A deputada e médica cardiopediatra Jandira Feghali (PCdoB-RJ), mãe de dois filhos, está empenhada em um processo de convencimento corpo a corpo dos deputados integrantes da Comissão de Seguridade Social e Família. Ela quer saber como pensam seus pares para então colocar em votação, já na quarta-feira 30, o projeto que descriminaliza e autoriza o aborto até a 12ª semana de gravidez. Jandira, que é relatora do projeto (o texto original é de 1991, dos ex-deputados Sandra Starling e Eduardo Jorge), decidiu conversar com cada um dos parlamentares da comissão, depois de perceber que a questão está enveredando para um confronto entre ciência e fé. A gota d’água foi a realização, na terça-feira 22, de uma longa e agitada audiência pública na Câmara, que reuniu médicos, cientistas e personalidades públicas contra e a favor do tema. “Houve momentos em que me senti na Idade Média, temendo ser levada a uma fogueira, tal o tom das manifestações do público e até de alguns dos debatedores”, comentou.

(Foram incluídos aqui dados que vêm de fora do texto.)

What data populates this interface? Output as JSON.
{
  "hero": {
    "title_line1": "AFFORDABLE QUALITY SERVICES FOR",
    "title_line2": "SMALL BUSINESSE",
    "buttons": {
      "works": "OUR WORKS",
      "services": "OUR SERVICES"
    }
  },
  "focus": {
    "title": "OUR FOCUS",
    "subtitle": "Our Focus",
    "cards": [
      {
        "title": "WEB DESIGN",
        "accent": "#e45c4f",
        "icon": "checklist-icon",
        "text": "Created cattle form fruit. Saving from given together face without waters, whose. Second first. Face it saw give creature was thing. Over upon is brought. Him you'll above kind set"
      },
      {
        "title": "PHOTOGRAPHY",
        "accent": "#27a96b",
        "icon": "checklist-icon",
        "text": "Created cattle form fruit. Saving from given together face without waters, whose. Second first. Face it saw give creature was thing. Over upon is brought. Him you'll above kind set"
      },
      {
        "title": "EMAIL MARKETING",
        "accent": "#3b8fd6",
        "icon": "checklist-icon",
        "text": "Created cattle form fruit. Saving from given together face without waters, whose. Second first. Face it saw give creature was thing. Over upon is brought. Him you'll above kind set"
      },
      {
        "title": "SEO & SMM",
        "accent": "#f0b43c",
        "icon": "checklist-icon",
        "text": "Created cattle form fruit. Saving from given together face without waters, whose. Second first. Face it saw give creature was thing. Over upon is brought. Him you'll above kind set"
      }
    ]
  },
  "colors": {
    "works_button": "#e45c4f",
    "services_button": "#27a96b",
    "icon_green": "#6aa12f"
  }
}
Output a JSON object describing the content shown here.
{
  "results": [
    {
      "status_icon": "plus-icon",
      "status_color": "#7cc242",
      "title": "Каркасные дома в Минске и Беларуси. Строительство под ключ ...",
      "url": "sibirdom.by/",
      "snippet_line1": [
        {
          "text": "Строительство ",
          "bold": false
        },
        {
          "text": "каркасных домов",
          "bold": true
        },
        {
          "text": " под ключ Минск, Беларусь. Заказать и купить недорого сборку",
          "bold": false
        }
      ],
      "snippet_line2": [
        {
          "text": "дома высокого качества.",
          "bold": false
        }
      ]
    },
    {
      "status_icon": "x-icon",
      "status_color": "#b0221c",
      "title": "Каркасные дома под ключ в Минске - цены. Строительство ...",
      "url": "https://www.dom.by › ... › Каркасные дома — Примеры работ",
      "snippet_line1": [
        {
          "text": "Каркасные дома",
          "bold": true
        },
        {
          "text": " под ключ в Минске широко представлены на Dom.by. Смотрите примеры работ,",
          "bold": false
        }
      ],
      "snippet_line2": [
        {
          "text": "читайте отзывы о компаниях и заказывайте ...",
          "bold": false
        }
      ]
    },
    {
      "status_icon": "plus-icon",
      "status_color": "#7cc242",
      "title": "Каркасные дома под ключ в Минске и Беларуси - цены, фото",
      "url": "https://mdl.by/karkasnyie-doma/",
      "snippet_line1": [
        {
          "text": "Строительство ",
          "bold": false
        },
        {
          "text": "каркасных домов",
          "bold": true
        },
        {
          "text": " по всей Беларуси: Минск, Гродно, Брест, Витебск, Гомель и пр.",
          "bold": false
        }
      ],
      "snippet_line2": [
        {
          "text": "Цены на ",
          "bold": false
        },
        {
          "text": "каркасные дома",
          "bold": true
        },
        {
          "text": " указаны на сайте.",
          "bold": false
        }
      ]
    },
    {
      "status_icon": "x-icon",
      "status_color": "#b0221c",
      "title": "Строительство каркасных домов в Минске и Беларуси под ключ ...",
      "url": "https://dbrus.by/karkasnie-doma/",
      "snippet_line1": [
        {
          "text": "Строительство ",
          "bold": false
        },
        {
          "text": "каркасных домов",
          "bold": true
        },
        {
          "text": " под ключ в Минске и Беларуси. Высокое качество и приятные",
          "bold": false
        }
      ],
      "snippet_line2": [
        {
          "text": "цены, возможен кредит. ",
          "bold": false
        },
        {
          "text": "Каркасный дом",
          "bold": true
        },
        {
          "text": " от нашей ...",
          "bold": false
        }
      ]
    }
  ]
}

A audiência foi realizada em duas etapas, pela manhã e à tarde, com a presença de quatro palestrantes a favor da liberalização do aborto e quatro contra. Para o médico Thomaz Gollop, diretor do Instituto de Medicina Fetal de São Paulo e uma das maiores autoridades brasileiras na especialidade médica, está na hora de a sociedade entender que o debate precisa deixar de ser passional e encarar o aborto não como uma questão criminal, mas de saúde pública. “Vinte e cinco por cento das mortes maternas ocorrem em conseqüência de abortos ilegais. Apenas na Grande São Paulo, morrem anualmente dez mil mães por causa de abortos clandestinos. A conseqüência é um gasto de R$ 30 milhões por ano ao SUS no atendimento às vítimas”, explica o dr. Thomaz Gollop. Ele destacou ainda que a legislação sobre o aborto, de 1940, está se tornando uma figura de ficção. “Nenhuma mulher é presa e condenada a três anos de detenção há muito tempo. Os juízes nem levam o caso ao júri popular”, afirma.

Outro participante do debate, o jurista Roberto Lorea, confirmou a ausência de condenações pela Justiça e mostrou que a atual legislação brasileira fere a legislação Pan-Americana e precisa ser mudada. Contrário ao aborto, o jurista Ives Gandra insistiu na tese de que a Constituição garantiria o “direito à vida desde a concepção”, mesma posição do ex-procurador-geral da República Cláudio Fonteles, também participante dos debates.